The struggle for supremacy among Canada's airlines is rapidly approaching its denouement. Whichever of the competing cliques of investors, shareholders and international industry players ultimately triumphs, the impending reorganization and probable merger of Air Canada and Canadian Airlines International will be at the expense of airline workers' jobs and consumer service.
Federal law forbids foreign interests from owning the majority share of a Canadian-based air carrier. But the two Canadian carriers are tied to rival consortiums of the world's major airlines, through cost-cutting agreements under which carriers pool routes, equipment and operations. According to industry analysts, the battle for control of Canada's major air carriers is largely a proxy war between Star Alliance, which is led by United Airlines and Lufthansa, and One World, whose principal partners are American Airlines and British Airways. Air Canada, Canada's biggest airline, is a member of Star Alliance, while Canadian Airlines is tied to One World.
"If you split the Canadian market," explains Standard & Poor's Mark Mettrick, "it's not much. But if you hand the whole Canadian market to your competitor, that's really going to hurt." The victor's quasi-monopoly position in Canada's domestic market would ensure large profits; it also would impact significantly on US air travel. Canada is the single biggest international destination for US carriers and Toronto and Vancouver already serve as important gateways for US passengers to Europe and Asia.
The rival international air industry consortiums and their respective Canadian allies are trying to exploit Canadian Airlines' rapidly deteriorating financial position to force through an industry reorganization at their rivals' expense. Canadian Airlines has indicated that unless it receives a cash infusion of $500 million by the end of the year, it will be driven into bankruptcy.
For political as well as economic reasons, the Canadian government has traditionally favored the existence of two major domestic carriers, one based in eastern Canada, the other in the West. But faced with Canadian Airline's latest financial crisis, the government signaled a change in policy. In August, Transport Minister David Collenette indicated Ottawa is not prepared to inject more money into the troubled air carrier, announcing instead a suspension of Canada's competition regulations for 90 days to allow the airlines to find an "industry solution" without the normal constraints of anti-trust legislation and the scrutiny of the Competition Bureau.
Less than two weeks after Collenette's announcement, Onex, a Toronto-based investment firm, announced a $1.8 billion offer to buy a controlling interest in both airlines with the intent of merging them into a single carrier. Because the bid calls for Onex to also assume responsibility for the two airlines' $3.9 billion in debt, the offer's total worth is $5.7 billion.

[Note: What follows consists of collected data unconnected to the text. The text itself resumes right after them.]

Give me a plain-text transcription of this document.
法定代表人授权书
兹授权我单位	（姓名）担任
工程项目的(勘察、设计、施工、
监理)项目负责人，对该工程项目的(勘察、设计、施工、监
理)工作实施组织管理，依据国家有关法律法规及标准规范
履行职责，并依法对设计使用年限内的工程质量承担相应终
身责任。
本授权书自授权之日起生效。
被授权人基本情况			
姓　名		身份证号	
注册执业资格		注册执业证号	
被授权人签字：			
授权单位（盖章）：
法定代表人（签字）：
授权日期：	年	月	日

While Onex boss Gerald Schwartz has touted his takeover bid as "a made-in Canada solution," it enjoys support, including significant financial backing, from American Airlines. In addition to being tied to Canadian Airlines through the One World Alliance, American owns 25 percent of Canadian Airlines' shares. Moreover, the offer is conditional on the new merged airline bolting Star Alliance for One World.
The speed with which Schwartz announced his takeover bid and his close ties to the Liberal Party—he previously served as the governing party's chief fundraiser—have led to allegations that Schwartz had advance knowledge of Collenette's decision to suspend the competition regulations. Schwartz has vigorously denied the charges and the government has tried to counter the allegations of collusion by noting that in February Air Canada requested the competition regulations be suspended so it could pursue its interest in buying up Canadian Airlines' most lucrative international routes.
The Onex-American Airlines takeover bid caught Air Canada off guard, but Air Canada management is now scrambling, along with its Star Alliance partners, to put together a counteroffer to take control of Canadian Airlines.
Major job losses and fare hikes will result whichever corporate group ultimately effects the reorganization of Canada's airline industry. Schwartz says he anticipates cutting the 39,000-strong workforce of the two airlines (Air Canada has 23,000 employees, Canadian Airlines 16,000) by 5,000. But many experts think that if the merged company is to reach industry norms for returns on investment, 10,000 jobs will have to be slashed. Schwartz has denied he will either eliminate routes or raise prices, but analysts says fare increases of 20 to 30 percent are probable.
The airline unions—the International Association of Machinists (IAM), the Canadian Auto Workers (CAW) and the Canadian Union of Public Employees (CUPE)—have all accepted the inevitability of a restructuring of the industry and major job losses. CAW President Buzz Hargrove met with Schwartz last month and appeared to support his takeover bid, "We're certainly more comfortable with what's on the table here," he said at the meeting's close. But after coming under fire from union representatives at Air Canada, who think the Onex offer too favorable to workers at Canadian Airlines, Hargrove denied he was supporting any particular reorganization plan. The principal demand of the CAW and other unions is for buyout packages. Said Hargrove, "We're calling for a restructuring that will mean less jobs, but doesn't have to mean layoffs."